Gov. Brown signs controversial new climate bills

 

California Gov. Jerry Brown, sitting center, surrounded by government officials, signs landmark legislation, bill SB350 by Senate President pro Tempore Kevin De Leon, third from left, to combat climate change by increasing the state's renewable electricity use to 50 percent and doubling energy efficiency in existing buildings by 2030 at a ceremony at the Griffith Observatory in Los Angeles on Wednesday, Oct. 7, 2015. (AP Photo/Damian Dovarganes)

Over staunch opposition on his right, Gov. Jerry Brown signed several new climate bills into law, aiming to keep California on the regulatory trajectory first set during former Gov. Arnold Schwarzenegger’s administration. 

That suite of laws, “in which polluters pay to offset emissions under a declining cap, is on tenuous footing amid litigation and uncertainty in the Legislature,” the Sacramento Bee noted. The idea of a new set of rules, “negotiated by Brown and legislative leaders last month, was significant to many moderate Democrats who viewed spending in their districts as critical to buttress a state climate program that has faced heavy resistance from industry,” the paper added. 

Complex divisions

Some Democrats with that stance have worried that national and statewide populist sentiment could pose an especially sharp threat to their political fortunes this election year. Complicating the ideological picture still further, “many lawmakers representing low-income communities of color made themselves a force in the state’s climate change debate after complaints that existing policies weren’t doing enough to benefit the districts they represent,” as the Los Angeles Times noted

But Democrats further to the left did not want to back down, or be seen as backing down, to industry interests. At the same time, however, their own interests have not shifted measurably closer to Gov. Brown’s, which have wound up at loggerheads with party members to his left over allocations to projects such as the state’s bullet train. With talks moving slowly, “Brown negotiated the spending plan with top Democratic legislative leaders Assembly Speaker Anthony Rendon of Paramount and Senate President Pro Tem Kevin de Leon of Los Angeles,” according to KPBS. “It was approved on the last day of the legislative session, Aug. 31.”

Big ticket

Environmental activists and policymakers embracing their cause had to scramble to craft the fresh scheme in a way that seemed to ensure it could survive a spirited fight during the legislative process. “The new plan, outlined in SB32, involves increasing renewable energy use, putting more electric cars on the road, improving energy efficiency, and curbing emissions from key industries,” NPR reported. “Brown signed another bill, AB197, that gives lawmakers more oversight of regulators and provides aid to low-income or minority communities located near polluting facilities such as oil refineries and factories.” All told, the package amounted to some $900 million in outlays sourced from the state’s cap-and-trade revenues. “The money represents two-thirds of the available funding from California’s carbon-emission fee,” noted KPBS.

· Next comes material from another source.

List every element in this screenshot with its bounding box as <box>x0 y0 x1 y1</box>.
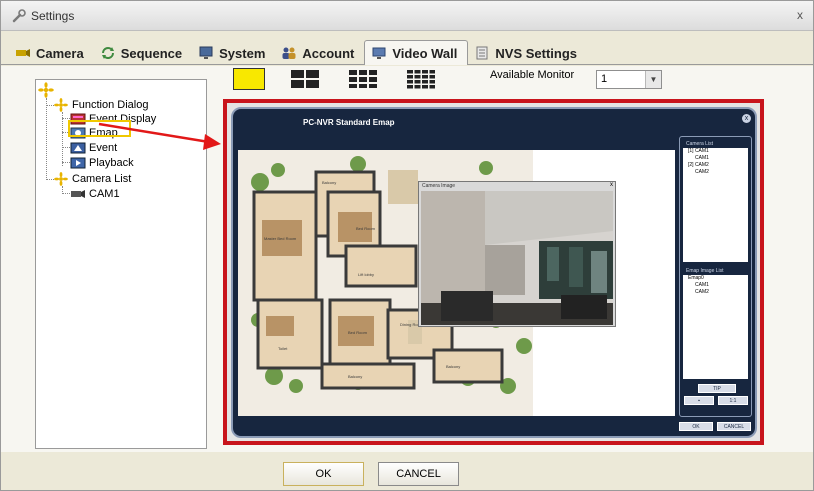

On hand for Brown’s signing ceremony in Fresno, Republican Mayor Ashley Swearengin touted the prospect of statewide infrastructure construction associated with Brown’s environmental agenda, which would include the long-simmering high-speed rail effort. With success, “Swearengin added, the Valley will see a 40 percent reduction in greenhouse gas emissions over the next 20 years,” the Business Journal noted.

Lingering resistance

But business, energy and conservative groups, which had struggled to turn the tide against the bills, quickly vented their frustration. “Taken together, SB32 and AB197 impose severe caps on the emission of greenhouse gases in California, without requiring the regulatory agencies to give any consideration to the impacts on our economy, disruptions in everyone’s daily lives or the fact that California’s population will grow almost 50 percent between 1990 and 2030,” said Allan Zaremberg, California Chamber of Commerce president and CEO, in a statement. 

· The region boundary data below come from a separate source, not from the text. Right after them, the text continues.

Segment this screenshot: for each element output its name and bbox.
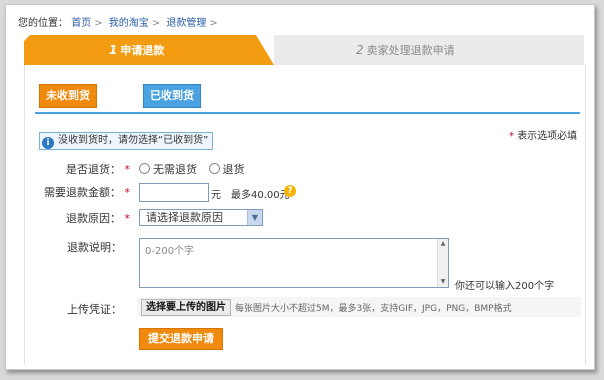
radio-return[interactable]: 退货 <box>208 163 245 176</box>
breadcrumb-refund-management-link[interactable]: 退款管理 <box>166 18 206 29</box>
radio-label: 无需退货 <box>153 163 197 176</box>
breadcrumb-my-taobao-link[interactable]: 我的淘宝 <box>109 18 149 29</box>
refund-reason-selected: 请选择退款原因 <box>146 211 223 224</box>
required-mark: * <box>509 131 514 142</box>
tab-divider <box>35 112 580 114</box>
radio-no-return[interactable]: 无需退货 <box>139 163 197 176</box>
progress-steps: 1 申请退款 2 卖家处理退款申请 <box>24 35 584 65</box>
radio-circle-icon[interactable] <box>208 163 220 174</box>
breadcrumb: 您的位置： 首页 > 我的淘宝 > 退款管理 > <box>18 14 221 29</box>
step-number: 2 <box>356 43 364 57</box>
upload-row: 选择要上传的图片 每张图片大小不超过5M，最多3张，支持GIF，JPG，PNG，… <box>137 297 581 317</box>
remaining-char-hint: 你还可以输入200个字 <box>455 281 555 292</box>
scroll-up-icon[interactable]: ▲ <box>438 239 448 249</box>
reason-label: 退款原因： * <box>55 210 130 226</box>
info-icon: i <box>42 137 54 149</box>
radio-label: 退货 <box>222 163 245 176</box>
tab-received[interactable]: 已收到货 <box>143 84 201 108</box>
notice-text: 没收到货时，请勿选择“已收到货” <box>58 135 209 146</box>
breadcrumb-separator: > <box>94 18 103 29</box>
amount-label-text: 需要退款金额： <box>44 186 121 199</box>
required-note-text: 表示选项必填 <box>517 131 578 142</box>
required-note: * 表示选项必填 <box>509 127 577 142</box>
required-mark: * <box>124 212 131 225</box>
step-label: 卖家处理退款申请 <box>366 44 455 57</box>
question-icon[interactable]: ? <box>284 185 296 197</box>
breadcrumb-separator: > <box>151 18 161 29</box>
step-number: 1 <box>109 43 118 57</box>
description-label-text: 退款说明： <box>67 241 122 254</box>
step-seller-processing: 2 卖家处理退款申请 <box>274 35 584 65</box>
breadcrumb-prefix: 您的位置： <box>18 18 68 29</box>
amount-unit: 元 <box>211 190 221 201</box>
amount-label: 需要退款金额： * <box>31 184 130 200</box>
step-apply-refund: 1 申请退款 <box>24 35 274 65</box>
choose-image-button[interactable]: 选择要上传的图片 <box>141 299 231 316</box>
upload-hint: 每张图片大小不超过5M，最多3张，支持GIF，JPG，PNG，BMP格式 <box>235 304 512 314</box>
reason-label-text: 退款原因： <box>66 212 121 225</box>
amount-max-text: 最多40.00元 <box>231 190 290 201</box>
refund-description-textarea[interactable]: 0-200个字 ▲ ▼ <box>139 238 449 288</box>
tab-not-received[interactable]: 未收到货 <box>39 84 97 108</box>
return-goods-label-text: 是否退货： <box>66 163 121 176</box>
notice-banner: i 没收到货时，请勿选择“已收到货” <box>39 132 214 150</box>
return-goods-options: 无需退货 退货 <box>139 161 253 177</box>
refund-form-panel: 未收到货 已收到货 i 没收到货时，请勿选择“已收到货” * 表示选项必填 是否退… <box>24 65 586 365</box>
breadcrumb-home-link[interactable]: 首页 <box>71 18 91 29</box>
refund-reason-select[interactable]: 请选择退款原因 ▼ <box>139 209 263 226</box>
upload-label-text: 上传凭证： <box>67 303 122 316</box>
submit-refund-button[interactable]: 提交退款申请 <box>139 328 223 350</box>
required-mark: * <box>124 186 131 199</box>
refund-amount-input[interactable] <box>139 183 209 202</box>
step-label: 申请退款 <box>120 44 165 57</box>
page-frame: 您的位置： 首页 > 我的淘宝 > 退款管理 > 1 申请退款 2 卖家处理退款申请 未收… <box>5 4 595 370</box>
description-label: 退款说明： <box>55 239 142 255</box>
upload-label: 上传凭证： <box>55 301 142 317</box>
radio-circle-icon[interactable] <box>139 163 150 174</box>
required-mark: * <box>124 163 131 176</box>
textarea-scrollbar[interactable]: ▲ ▼ <box>437 239 448 287</box>
scroll-down-icon[interactable]: ▼ <box>438 277 448 287</box>
return-goods-label: 是否退货： * <box>55 161 130 177</box>
textarea-placeholder: 0-200个字 <box>145 246 195 257</box>
breadcrumb-separator: > <box>209 18 218 29</box>
chevron-down-icon[interactable]: ▼ <box>247 210 262 225</box>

Under Zaremberg’s leadership, the organization has spearheaded litigation targeting the current cap-and-trade regime. “A state appellate court is considering a challenge by the California Chamber of Commerce, which argues the fee is a tax that needed support from two-thirds of the Assembly and Senate in order to be valid,” KPBS recalled. “Republicans have in the past said it’s irresponsible to spend money generated from a fee being challenged in court.”